4. Increase the frequency of Johor Bahru-Singapore train services and shuttle buses; improve the online ticket booking method for train services.
5. Make the Rapid Transit System Link a reality (TODAYonline, 2019).
In addition, we propose 5 other possible solutions:
1. Kickstart ferry services
Provide ferry services across both checkpoints that depart twice hourly. Large ferries can carry thousands of people at one go. Given the fact that ferries travel on water without the need for roads, we can have an unlimited number of ferries plying the routes between the two cities. What’s more, this could be reserved for daily commuters on special passes which would then guarantee the consistency of demand for the service. All in all, this would serve to ease the congestion on the causeway.
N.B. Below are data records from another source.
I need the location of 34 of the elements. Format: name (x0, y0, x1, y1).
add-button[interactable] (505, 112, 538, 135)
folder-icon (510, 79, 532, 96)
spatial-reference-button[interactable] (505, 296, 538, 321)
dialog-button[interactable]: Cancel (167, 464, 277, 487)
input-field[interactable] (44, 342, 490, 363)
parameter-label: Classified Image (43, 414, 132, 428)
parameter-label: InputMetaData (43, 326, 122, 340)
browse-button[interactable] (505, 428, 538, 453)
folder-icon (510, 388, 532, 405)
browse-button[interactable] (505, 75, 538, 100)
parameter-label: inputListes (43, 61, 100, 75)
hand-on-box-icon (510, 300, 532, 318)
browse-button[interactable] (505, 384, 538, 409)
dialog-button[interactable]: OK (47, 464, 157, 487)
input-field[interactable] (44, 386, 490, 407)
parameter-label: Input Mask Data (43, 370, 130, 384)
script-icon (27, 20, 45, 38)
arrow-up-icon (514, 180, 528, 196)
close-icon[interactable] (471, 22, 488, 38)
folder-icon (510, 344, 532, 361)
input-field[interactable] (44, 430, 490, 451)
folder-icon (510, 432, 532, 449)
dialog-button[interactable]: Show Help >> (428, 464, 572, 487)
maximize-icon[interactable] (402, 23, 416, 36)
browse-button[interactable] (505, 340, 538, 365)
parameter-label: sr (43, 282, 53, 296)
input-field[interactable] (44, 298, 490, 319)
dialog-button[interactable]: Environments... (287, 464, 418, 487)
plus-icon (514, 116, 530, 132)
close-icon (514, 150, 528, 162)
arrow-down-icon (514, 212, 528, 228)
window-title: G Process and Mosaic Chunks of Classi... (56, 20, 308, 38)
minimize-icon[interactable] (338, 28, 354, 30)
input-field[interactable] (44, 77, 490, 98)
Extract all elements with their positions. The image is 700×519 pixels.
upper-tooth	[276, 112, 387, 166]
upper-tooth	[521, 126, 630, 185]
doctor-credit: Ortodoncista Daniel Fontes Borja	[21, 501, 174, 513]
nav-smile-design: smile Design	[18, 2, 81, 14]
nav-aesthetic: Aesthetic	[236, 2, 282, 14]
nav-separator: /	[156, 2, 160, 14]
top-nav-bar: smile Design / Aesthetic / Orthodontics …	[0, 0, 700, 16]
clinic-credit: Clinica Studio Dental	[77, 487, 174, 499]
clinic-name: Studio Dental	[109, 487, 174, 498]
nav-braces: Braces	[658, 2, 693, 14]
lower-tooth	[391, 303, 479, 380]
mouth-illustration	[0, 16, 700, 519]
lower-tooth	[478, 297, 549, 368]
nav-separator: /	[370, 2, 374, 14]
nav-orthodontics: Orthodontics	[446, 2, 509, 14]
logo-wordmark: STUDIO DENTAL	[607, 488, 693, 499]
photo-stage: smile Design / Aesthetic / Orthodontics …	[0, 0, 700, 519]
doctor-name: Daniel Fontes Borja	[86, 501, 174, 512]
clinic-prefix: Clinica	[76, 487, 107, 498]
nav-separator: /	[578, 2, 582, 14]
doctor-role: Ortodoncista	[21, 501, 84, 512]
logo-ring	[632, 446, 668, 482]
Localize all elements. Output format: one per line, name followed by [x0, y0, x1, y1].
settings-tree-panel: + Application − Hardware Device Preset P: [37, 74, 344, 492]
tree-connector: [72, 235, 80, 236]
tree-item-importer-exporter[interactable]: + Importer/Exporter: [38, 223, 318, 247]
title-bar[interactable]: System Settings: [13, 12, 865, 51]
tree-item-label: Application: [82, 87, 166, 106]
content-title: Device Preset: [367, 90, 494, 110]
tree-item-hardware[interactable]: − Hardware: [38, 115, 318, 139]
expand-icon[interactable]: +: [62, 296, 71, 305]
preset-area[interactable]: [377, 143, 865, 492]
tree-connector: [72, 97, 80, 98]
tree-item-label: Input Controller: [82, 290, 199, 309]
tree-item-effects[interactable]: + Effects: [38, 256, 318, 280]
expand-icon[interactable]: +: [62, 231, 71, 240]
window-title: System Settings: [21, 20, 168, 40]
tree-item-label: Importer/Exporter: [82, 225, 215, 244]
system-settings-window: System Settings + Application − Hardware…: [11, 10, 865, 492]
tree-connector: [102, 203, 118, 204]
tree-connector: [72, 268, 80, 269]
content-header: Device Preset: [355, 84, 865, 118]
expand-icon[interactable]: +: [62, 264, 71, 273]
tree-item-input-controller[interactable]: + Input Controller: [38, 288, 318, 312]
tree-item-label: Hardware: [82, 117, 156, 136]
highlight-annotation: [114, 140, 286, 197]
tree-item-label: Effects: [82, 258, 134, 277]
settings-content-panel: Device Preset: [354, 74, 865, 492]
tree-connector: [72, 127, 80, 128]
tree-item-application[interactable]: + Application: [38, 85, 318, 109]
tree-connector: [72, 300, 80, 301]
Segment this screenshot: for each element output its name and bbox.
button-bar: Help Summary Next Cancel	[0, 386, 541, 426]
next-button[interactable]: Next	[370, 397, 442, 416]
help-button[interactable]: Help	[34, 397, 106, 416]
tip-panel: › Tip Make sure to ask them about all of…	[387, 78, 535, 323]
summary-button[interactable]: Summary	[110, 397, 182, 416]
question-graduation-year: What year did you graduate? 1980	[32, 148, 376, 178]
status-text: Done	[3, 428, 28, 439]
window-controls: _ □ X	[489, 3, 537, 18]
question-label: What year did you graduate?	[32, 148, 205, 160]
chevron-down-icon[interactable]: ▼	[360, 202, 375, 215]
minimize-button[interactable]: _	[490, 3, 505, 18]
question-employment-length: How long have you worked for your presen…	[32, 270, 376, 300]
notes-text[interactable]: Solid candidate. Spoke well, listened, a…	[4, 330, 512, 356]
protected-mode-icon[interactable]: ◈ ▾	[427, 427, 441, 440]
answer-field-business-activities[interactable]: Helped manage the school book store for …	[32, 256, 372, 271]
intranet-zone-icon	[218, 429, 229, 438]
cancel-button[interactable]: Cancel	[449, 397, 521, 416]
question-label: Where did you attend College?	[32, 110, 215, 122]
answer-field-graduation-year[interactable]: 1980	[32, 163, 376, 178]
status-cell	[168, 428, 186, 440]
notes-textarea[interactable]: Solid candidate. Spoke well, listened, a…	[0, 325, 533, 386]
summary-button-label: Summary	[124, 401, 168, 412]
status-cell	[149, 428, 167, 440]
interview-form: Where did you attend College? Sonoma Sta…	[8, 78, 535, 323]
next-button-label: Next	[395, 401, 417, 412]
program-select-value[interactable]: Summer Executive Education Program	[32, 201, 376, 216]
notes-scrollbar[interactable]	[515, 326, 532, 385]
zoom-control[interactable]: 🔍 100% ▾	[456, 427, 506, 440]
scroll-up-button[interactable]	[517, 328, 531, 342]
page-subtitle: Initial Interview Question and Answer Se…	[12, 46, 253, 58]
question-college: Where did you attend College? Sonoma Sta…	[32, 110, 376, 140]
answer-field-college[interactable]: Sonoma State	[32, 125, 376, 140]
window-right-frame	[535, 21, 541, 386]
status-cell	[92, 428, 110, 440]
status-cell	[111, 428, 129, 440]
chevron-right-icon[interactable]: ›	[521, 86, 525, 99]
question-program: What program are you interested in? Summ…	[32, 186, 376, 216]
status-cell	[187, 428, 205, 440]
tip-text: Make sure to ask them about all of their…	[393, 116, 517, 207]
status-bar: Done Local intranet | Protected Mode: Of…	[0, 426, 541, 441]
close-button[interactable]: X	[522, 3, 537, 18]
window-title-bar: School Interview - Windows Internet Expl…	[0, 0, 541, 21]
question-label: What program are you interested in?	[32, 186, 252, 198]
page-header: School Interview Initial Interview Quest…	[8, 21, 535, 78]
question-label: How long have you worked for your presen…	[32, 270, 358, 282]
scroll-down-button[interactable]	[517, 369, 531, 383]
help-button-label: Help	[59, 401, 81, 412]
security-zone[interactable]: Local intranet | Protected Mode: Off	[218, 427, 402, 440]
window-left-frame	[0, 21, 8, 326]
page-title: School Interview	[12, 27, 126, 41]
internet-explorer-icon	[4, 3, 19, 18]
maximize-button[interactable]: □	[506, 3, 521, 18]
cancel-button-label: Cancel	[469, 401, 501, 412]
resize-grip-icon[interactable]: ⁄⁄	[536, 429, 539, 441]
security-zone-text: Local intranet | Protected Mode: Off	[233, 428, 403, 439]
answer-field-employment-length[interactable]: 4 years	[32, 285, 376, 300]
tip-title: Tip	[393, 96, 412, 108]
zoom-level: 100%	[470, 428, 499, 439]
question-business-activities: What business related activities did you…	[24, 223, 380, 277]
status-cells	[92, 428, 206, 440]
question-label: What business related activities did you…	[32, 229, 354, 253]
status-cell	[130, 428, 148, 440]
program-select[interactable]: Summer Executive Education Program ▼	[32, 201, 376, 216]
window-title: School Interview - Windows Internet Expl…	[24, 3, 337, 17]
2. Expand the number of train tracks
Currently, the most reliable and fastest way across the Straits of Malacca is by train. Trains bypass the jams and even have separate immigration counters. However, the current limitation is that there are only so few train tracks that then decide the number of trains plying the route. In fact, bookings for specific timings of trains are almost always fully booked at least 2 weeks in advance of the travel dates. Thus, increasing the number of train tracks at the Second Link and Woodlands Causeway will enable significantly more commuters to cross the straits.
3. Multi-storeyed causeways
Currently, all vehicles share the few lanes available. We can thus consider building multiple storeys above and below ground level. This could provide the potential to separate private and public transport from cargo vehicles. For example, public transport would travel at ground level; private vehicles would take the second storey and all cargo vehicles could take the basement level. Needless to say, this will facilitate immigration procedures and reduce waiting time.
4. Air taxis
Of late, air taxis have been gaining popularity as a concept and as a potential mode of transport. Singapore is starting air taxi trials in the second half of 2019 (CNA, 2018).These air taxis are specially designed for covering short distances. They can be reserved for high-paying customers and also emergencies. More importantly, they will be able to bypass the jams entirely. Once flight trials are completed and operational guidelines and air taxi routes are established, the option for cross-country aerial taxis can be implemented.
5. Third Bridge
A third causeway from Punggol to Pasir Gudang can be built to ease the congestion at the Woodlands causeway and even bring greater volumes across borders. The idea, however, is not new. It has been explored previously by both parties. Malaysia previously indicated interested to link their industrial estate in Pasir Gudang to Pulau Ubin or Punggol. If the plans do get realised, Moovaz advocates for a digital nomadic lifestyle, in which mobility plays a huge role.
With increased accessibility across Singapore-Malaysia borders, citizens from both countries can gain immense benefits, including the exchange of cultures and lifestyles. With the rise of urban mobility, we are incredibly excited for what technology and global citizenship will mean to our world today.